Cisco's John Chambers On How IoT Will Change The Channel
Chambers On IoT's Potential
John Chambers, executive chairman of the board at Cisco Systems, spoke to CRN about how the Internet of Things will significantly increase the amount of channel partners Cisco will on-board over the next few years.
The former longtime CEO handed over the reins in July to Chuck Robbins after 20 years leading the networking giant. Although no longer the leader, Chambers remains very active with Cisco and has been its global spokesperson. He said just within the past few weeks, he's talked to political leaders in the U.S., China and Germany about IoT and digitization.
During Cisco's Global Editors Conference this week held at its San Jose, Calif., headquarters, Chambers told CRN that he expects Cisco's channel ecosystem to increase rapidly in the coming years due to the vast amount of opportunities the company has to offer inside its portfolio that are tailor-made for the IoT market.
How will IoT impact the amount of channel partners Cisco has? Will you need more partners?
IoT will proliferate dramatically the number of partners you need. If you believe that the IoT concepts -- and really they're carrying through to the Internet of Everything so it really means digitization -- if you believe it will be five to 10 times the impact to the Internet to date, you get idea of both the breadth and depth of the partnerships we need.
How many more do you need compared to the 70,000 partners you have now? Are we talking 100,000 partners?
I think it will be a lot more than 70,000 partners. There's 14 billion devices connected and it will increase to 500 billion in 15 years -- that’s probably going to be conservative.
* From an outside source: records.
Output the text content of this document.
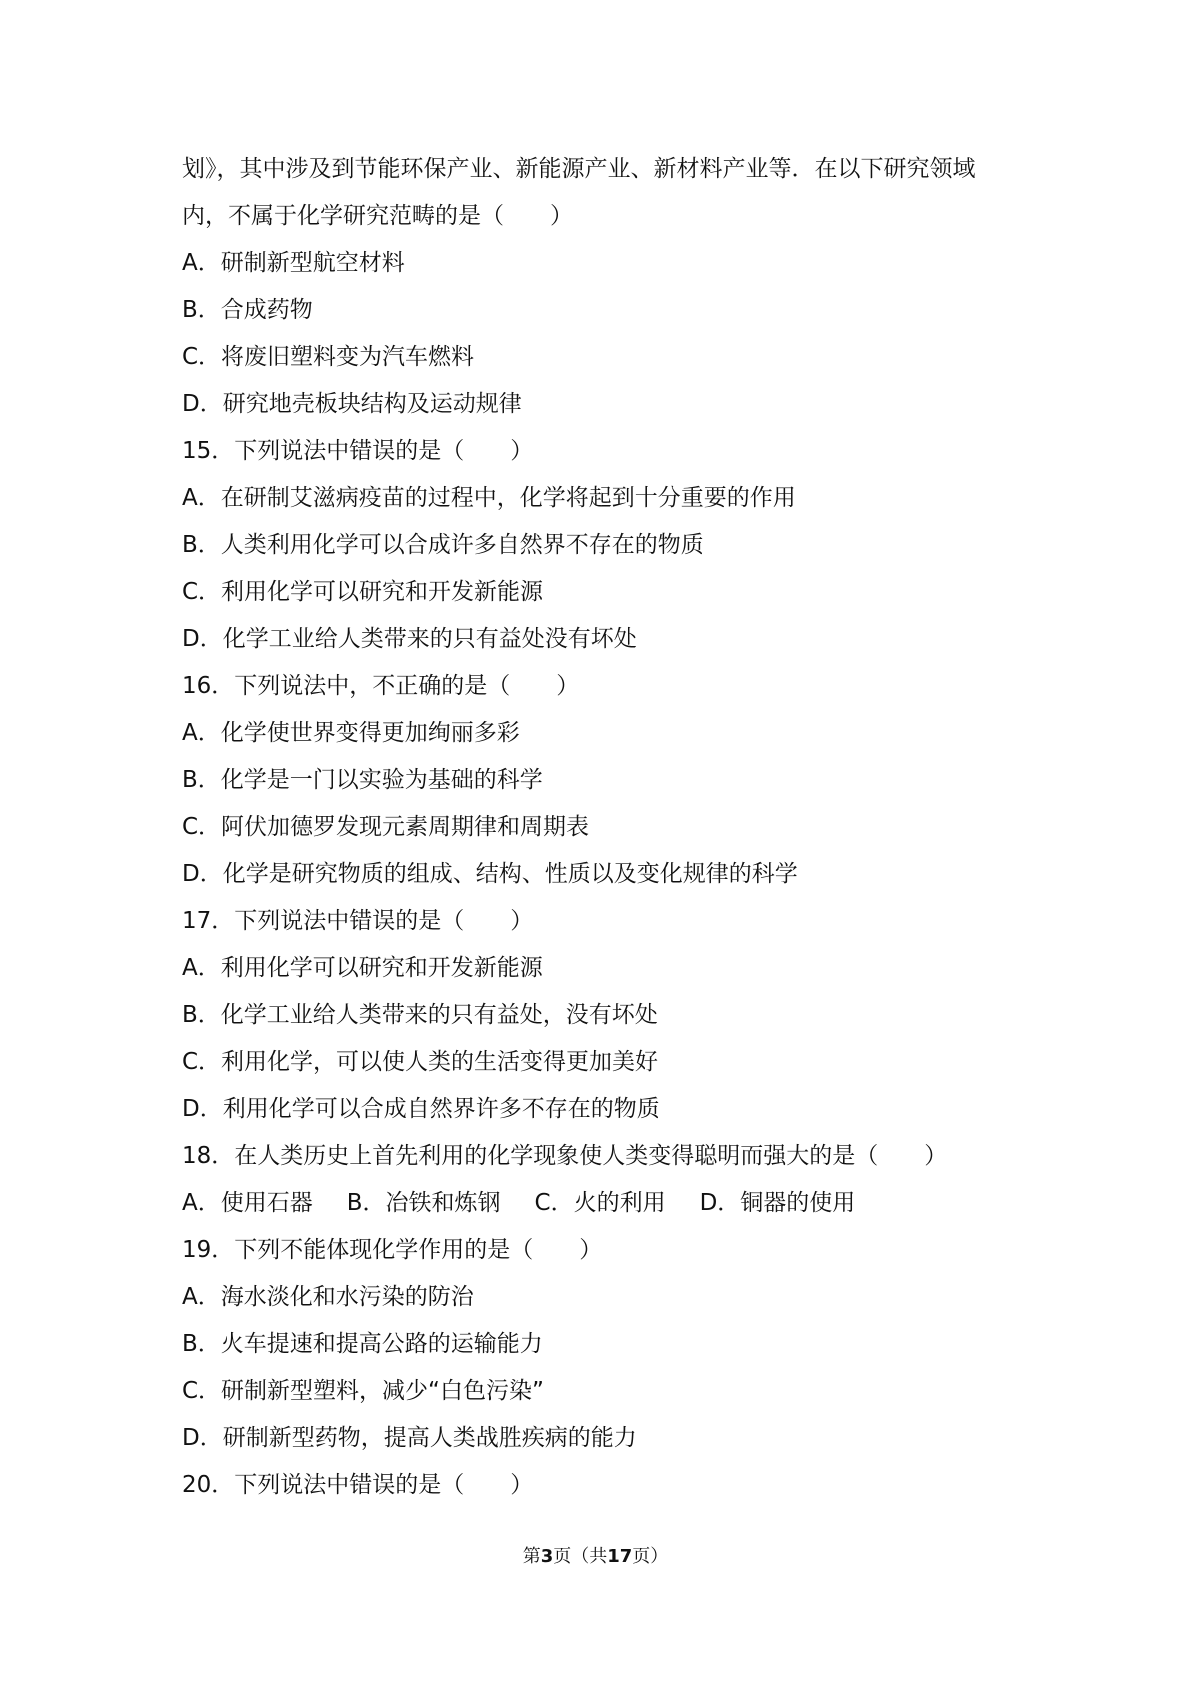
划》，其中涉及到节能环保产业、新能源产业、新材料产业等．在以下研究领域
内，不属于化学研究范畴的是（　　）
A．研制新型航空材料
B．合成药物
C．将废旧塑料变为汽车燃料
D．研究地壳板块结构及运动规律
15．下列说法中错误的是（　　）
A．在研制艾滋病疫苗的过程中，化学将起到十分重要的作用
B．人类利用化学可以合成许多自然界不存在的物质
C．利用化学可以研究和开发新能源
D．化学工业给人类带来的只有益处没有坏处
16．下列说法中，不正确的是（　　）
A．化学使世界变得更加绚丽多彩
B．化学是一门以实验为基础的科学
C．阿伏加德罗发现元素周期律和周期表
D．化学是研究物质的组成、结构、性质以及变化规律的科学
17．下列说法中错误的是（　　）
A．利用化学可以研究和开发新能源
B．化学工业给人类带来的只有益处，没有坏处
C．利用化学，可以使人类的生活变得更加美好
D．利用化学可以合成自然界许多不存在的物质
18．在人类历史上首先利用的化学现象使人类变得聪明而强大的是（　　）
A．使用石器 B．冶铁和炼钢 C．火的利用 D．铜器的使用
19．下列不能体现化学作用的是（　　）
A．海水淡化和水污染的防治
B．火车提速和提高公路的运输能力
C．研制新型塑料，减少“白色污染”
D．研制新型药物，提高人类战胜疾病的能力
20．下列说法中错误的是（　　）
第3页（共17页）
If you believe that every industry becomes a technology company, if you believe the transitions are going to occur at a faster and faster pace, the number of partners that we will have and the financial opportunities for our partners and Cisco go up pretty dramatically.
Is the channel ready to transform to focus on IoT and digitization?
The partners are like Cisco, where when we bring in the biggest companies in the world -- we had the top ones from China here a week ago, top ones from Ohio this week, before that Germany – when they come in here and you say, 'If you don’t reinvent yourself you'll get left behind' the top CIOs and CEOs of the world now get that. Same thing is true for all of us in our channel distribution. We're a channel partner company first, second and third, but we must reinvent ourselves in the process and so must our channel partners.
Some partners might be a bit nervous, such as some of your more smaller, traditional partners. What advice do you have for them?
Well, let's be candid, every company in the world and even every country in the world is a little bit scared about this. They know they have to change, but they haven't got a clear road map. The number I use is about 85 [percent] to 90 percent of the CEOs know they have to transform their company to become a digital company, yet the CEOs will tell you only about 5 percent have a strategy to get there. The CIOs will tell you it's more around 15 [percent] to 20 percent, but the CEOs don’t buy that.
So there's the opportunity for us and our channel partners because it's going to be every industry.
Any chance you'll run as a candidate for the U.S. Republican Presidential seat?
You know, it's funny, you're probably the 300th person to ask me that question this week … but no.